Although the fastest to the finish line in ediscovery may not be met with cheering fans and bottles of champagne, finding the most impactful evidence faster can materially impact case outcomes and save you big time.
DISCO AI on a large-scale matter
A client with a large-scale class action came to DISCO needing to make a production from over 22 million documents they had collected. In only three weeks, all relevant documents were identified by reviewing less than 1% of the documents and the team completed the review with an average throughput of 148 documents per hour (triple the industry standard) and at a 90% reduction in cost for the client.
The team started with the foundation, using best practices like keywords and data ranges to refine the dataverse to 5.7M documents. While most providers would have dived into a costly review at this point, DISCO did not stop there. The team applied DISCO AI and layered in insights data visualization to identify priority custodians, concepts, and narrow windows of time. Next, the team focused on the documents with middle of the road relevancy scores (the docs the AI was struggling to categorize) to supercharge the development of the algorithm. This approach quickly eliminated over 5M documents as irrelevant, taking the document population to 484,160. Of the remaining documents, the team had to review only 30% (159,980) before determining with statistical certainty all relevant data was identified.
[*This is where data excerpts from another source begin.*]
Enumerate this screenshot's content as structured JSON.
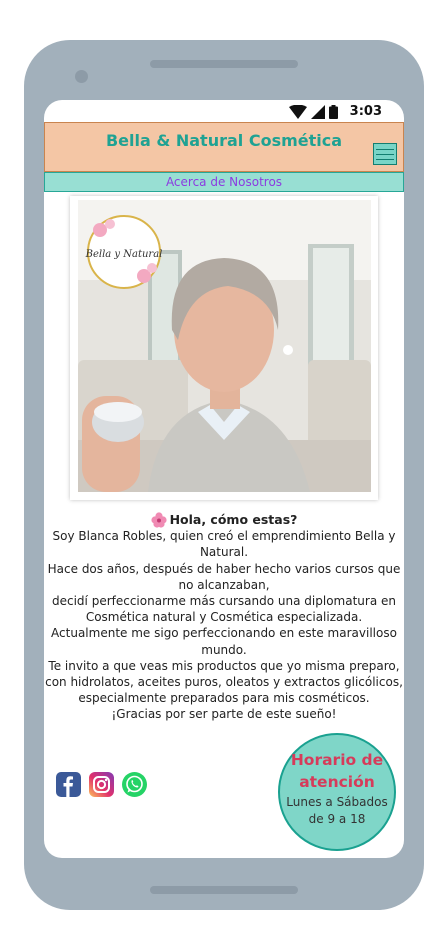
{
  "status_bar": {
    "time": "3:03"
  },
  "header": {
    "title": "Bella & Natural Cosmética"
  },
  "nav": {
    "about_label": "Acerca de Nosotros"
  },
  "photo": {
    "logo_text": "Bella y Natural"
  },
  "intro": {
    "greeting": "Hola, cómo estas?",
    "paragraphs": [
      "Soy Blanca Robles, quien creó el emprendimiento Bella y Natural.",
      "Hace dos años, después de haber hecho varios cursos que no alcanzaban,",
      "decidí perfeccionarme más cursando una diplomatura en Cosmética natural y Cosmética especializada.",
      "Actualmente me sigo perfeccionando en este maravilloso mundo.",
      "Te invito a que veas mis productos que yo misma preparo, con hidrolatos, aceites puros, oleatos y extractos glicólicos, especialmente preparados para mis cosméticos.",
      "¡Gracias por ser parte de este sueño!"
    ]
  },
  "social": {
    "icons": [
      "facebook-icon",
      "instagram-icon",
      "whatsapp-icon"
    ]
  },
  "schedule": {
    "title": "Horario de atención",
    "line1": "Lunes a Sábados",
    "line2": "de 9 a 18"
  },
  "colors": {
    "accent": "#1fa293",
    "header_bg": "#f4c6a5",
    "nav_bg": "#98dfd3",
    "nav_text": "#8b3ce0",
    "schedule_title": "#d63b5a"
  }
}
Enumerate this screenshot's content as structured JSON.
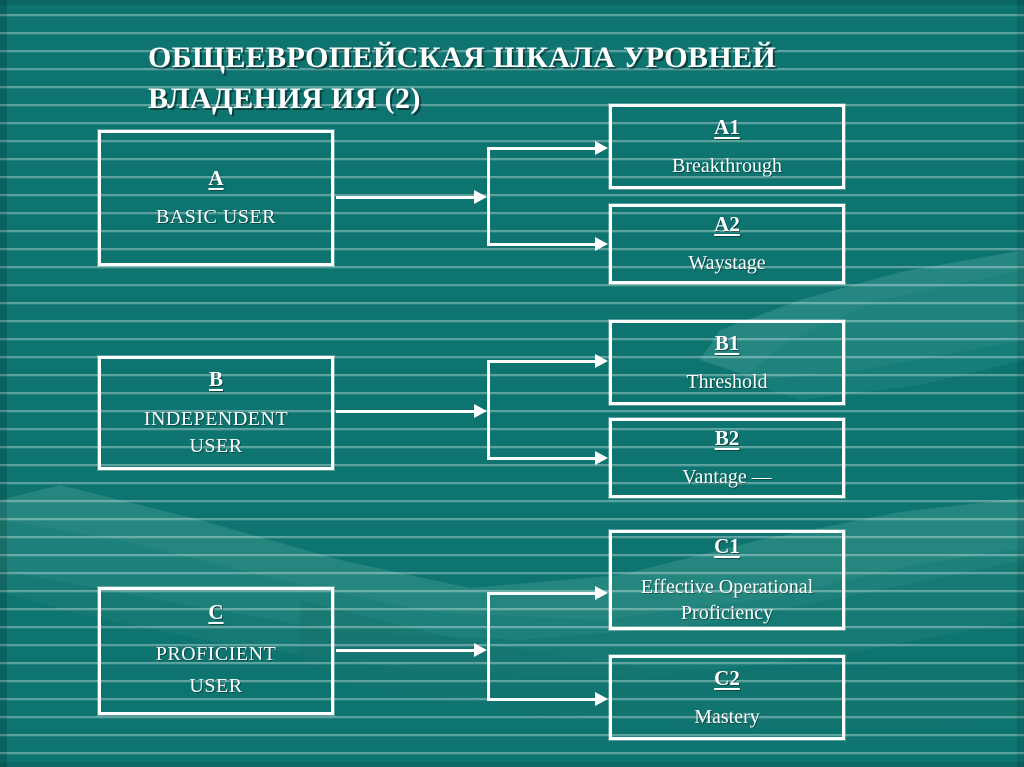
{
  "slide": {
    "title": "ОБЩЕЕВРОПЕЙСКАЯ ШКАЛА УРОВНЕЙ ВЛАДЕНИЯ ИЯ (2)",
    "background_color": "#0d7470",
    "accent_color": "#ffffff",
    "wave_color": "#2d8c86"
  },
  "levels": [
    {
      "code": "A",
      "name": "BASIC USER",
      "sublevels": [
        {
          "code": "A1",
          "name": "Breakthrough"
        },
        {
          "code": "A2",
          "name": "Waystage"
        }
      ]
    },
    {
      "code": "B",
      "name": "INDEPENDENT USER",
      "name_line1": "INDEPENDENT",
      "name_line2": "USER",
      "sublevels": [
        {
          "code": "B1",
          "name": "Threshold"
        },
        {
          "code": "B2",
          "name": "Vantage  —"
        }
      ]
    },
    {
      "code": "C",
      "name": "PROFICIENT USER",
      "name_line1": "PROFICIENT",
      "name_line2": "USER",
      "sublevels": [
        {
          "code": "C1",
          "name": "Effective Operational Proficiency"
        },
        {
          "code": "C2",
          "name": "Mastery"
        }
      ]
    }
  ]
}
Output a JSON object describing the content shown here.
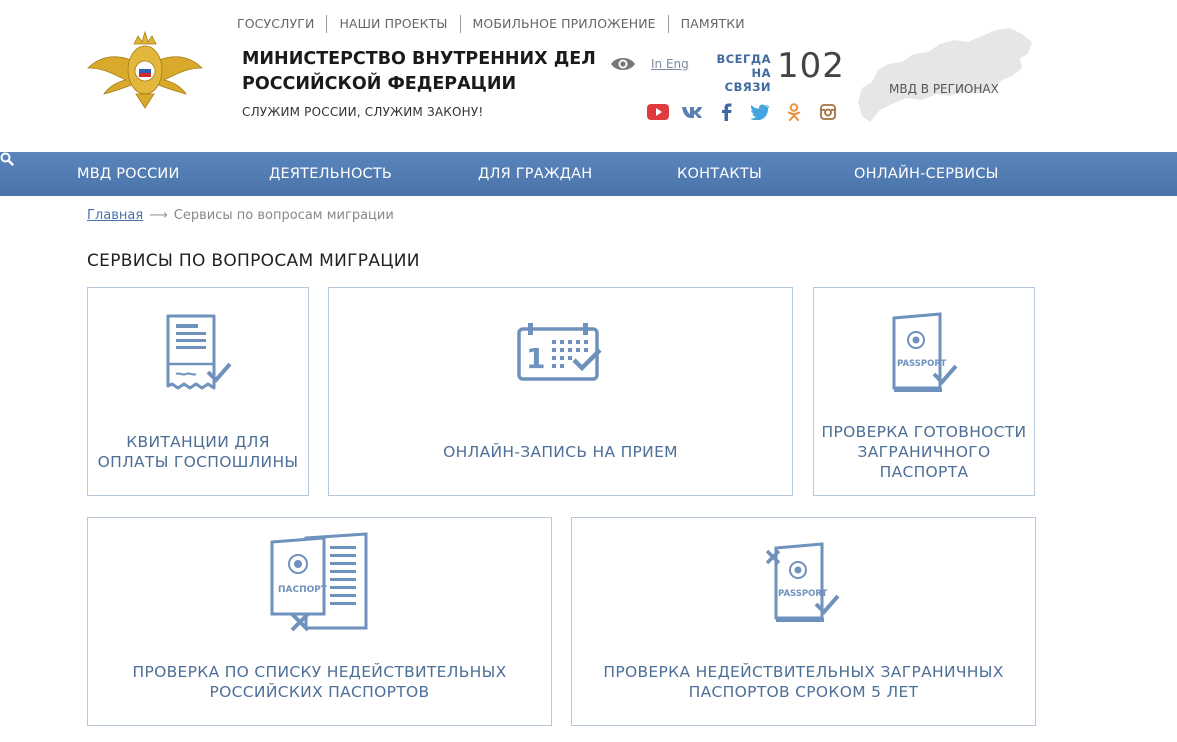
{
  "header": {
    "top_links": [
      "ГОСУСЛУГИ",
      "НАШИ ПРОЕКТЫ",
      "МОБИЛЬНОЕ ПРИЛОЖЕНИЕ",
      "ПАМЯТКИ"
    ],
    "ministry_line1": "МИНИСТЕРСТВО ВНУТРЕННИХ ДЕЛ",
    "ministry_line2": "РОССИЙСКОЙ ФЕДЕРАЦИИ",
    "motto": "СЛУЖИМ РОССИИ, СЛУЖИМ ЗАКОНУ!",
    "lang_link": "In Eng",
    "always_line1": "ВСЕГДА",
    "always_line2": "НА СВЯЗИ",
    "phone": "102",
    "regions_label": "МВД В РЕГИОНАХ",
    "socials": [
      "youtube-icon",
      "vk-icon",
      "facebook-icon",
      "twitter-icon",
      "odnoklassniki-icon",
      "instagram-icon"
    ]
  },
  "nav": {
    "items": [
      "МВД РОССИИ",
      "ДЕЯТЕЛЬНОСТЬ",
      "ДЛЯ ГРАЖДАН",
      "КОНТАКТЫ",
      "ОНЛАЙН-СЕРВИСЫ"
    ]
  },
  "breadcrumb": {
    "home": "Главная",
    "current": "Сервисы по вопросам миграции"
  },
  "page_title": "СЕРВИСЫ ПО ВОПРОСАМ МИГРАЦИИ",
  "tiles": [
    {
      "line1": "КВИТАНЦИИ ДЛЯ",
      "line2": "ОПЛАТЫ ГОСПОШЛИНЫ",
      "line3": ""
    },
    {
      "line1": "ОНЛАЙН-ЗАПИСЬ НА ПРИЕМ",
      "line2": "",
      "line3": ""
    },
    {
      "line1": "ПРОВЕРКА ГОТОВНОСТИ",
      "line2": "ЗАГРАНИЧНОГО",
      "line3": "ПАСПОРТА"
    },
    {
      "line1": "ПРОВЕРКА ПО СПИСКУ НЕДЕЙСТВИТЕЛЬНЫХ",
      "line2": "РОССИЙСКИХ ПАСПОРТОВ",
      "line3": ""
    },
    {
      "line1": "ПРОВЕРКА НЕДЕЙСТВИТЕЛЬНЫХ ЗАГРАНИЧНЫХ",
      "line2": "ПАСПОРТОВ СРОКОМ 5 ЛЕТ",
      "line3": ""
    }
  ],
  "icon_texts": {
    "calendar_day": "1",
    "passport_en": "PASSPORT",
    "passport_ru": "ПАСПОРТ"
  },
  "colors": {
    "nav_bg": "#4f7ab1",
    "tile_border": "#b5c7dc",
    "tile_text": "#4d6f98",
    "icon": "#6f92bd"
  }
}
In the end, the client saved millions because DISCO shortened the road by 99%.
DISCO AI for smaller cases
Many people assume that AI is great for the behemoth cases but maybe not worth the effort or not as impactful for smaller cases. This could not be further from the truth. The advanced multi-vector approach DISCO AI employs enables case teams to see informed predictions in a fraction of the data volume of legacy technology. Since there is no additional cost, it is a no-brainer to leverage DISCO AI.
DISCO was engaged recently by WeWork for a small 32,000 document review on a tight timeline. An offshore provider submitted an estimated cost of $26,000 and the client wanted to know if we could beat the offshore estimate. Leveraging the same processes applied in massive cases, DISCO’s team reduced the review population to just 2,729 docs for review and completed the review in 20 hours and 42 minutes. The client only incurred 5% of the original cost estimate and had important insights into this critical data set in days instead of weeks.
Win every race from 5 to 5,000 miles
In the past, there were only certain cases that could benefit from an AI-powered workflow as a result of limitations in the underlying technology. The underlying technology that powers DISCO AI is much more sophisticated and able to begin making informed and insightful recommendations in a fraction of the time legacy technology requires. In as few as 50 coding decisions, the DISCO AI algorithm can provide informed recommendations. And, unlike with TAR 1.0, there is no special process, additional cost, statistical sampling, or data processing that has to be done to take advantage of AI. Every DISCO case is AI-ready at no cost and the process starts by simply switching on the AI setting in the system.
As with F1 racing, it is not solely about finding the optimal path, but about having the best driver with the fastest car on that path. What is the net result of this supercharged technology? Faster, better-informed reviewers who average review speeds 60% faster than the industry average across the board — and who sometimes achieve superhuman rates as high as 148 documents an hour!
Regardless of your matter type, budget, or the number of documents the benefits of leveraging AI-powered DISCO Managed Review are undeniable. Whether your matter is massive or minuscule, DISCO AI and effective project management can dramatically improve the entire process. Better results, in less time for less money, is a winning proposition whether you are handling a front page of the wall street journal litigation or a more manageable contract dispute. Whatever race you are facing in your next ediscovery matter, DISCO is here to help you get across the finish line.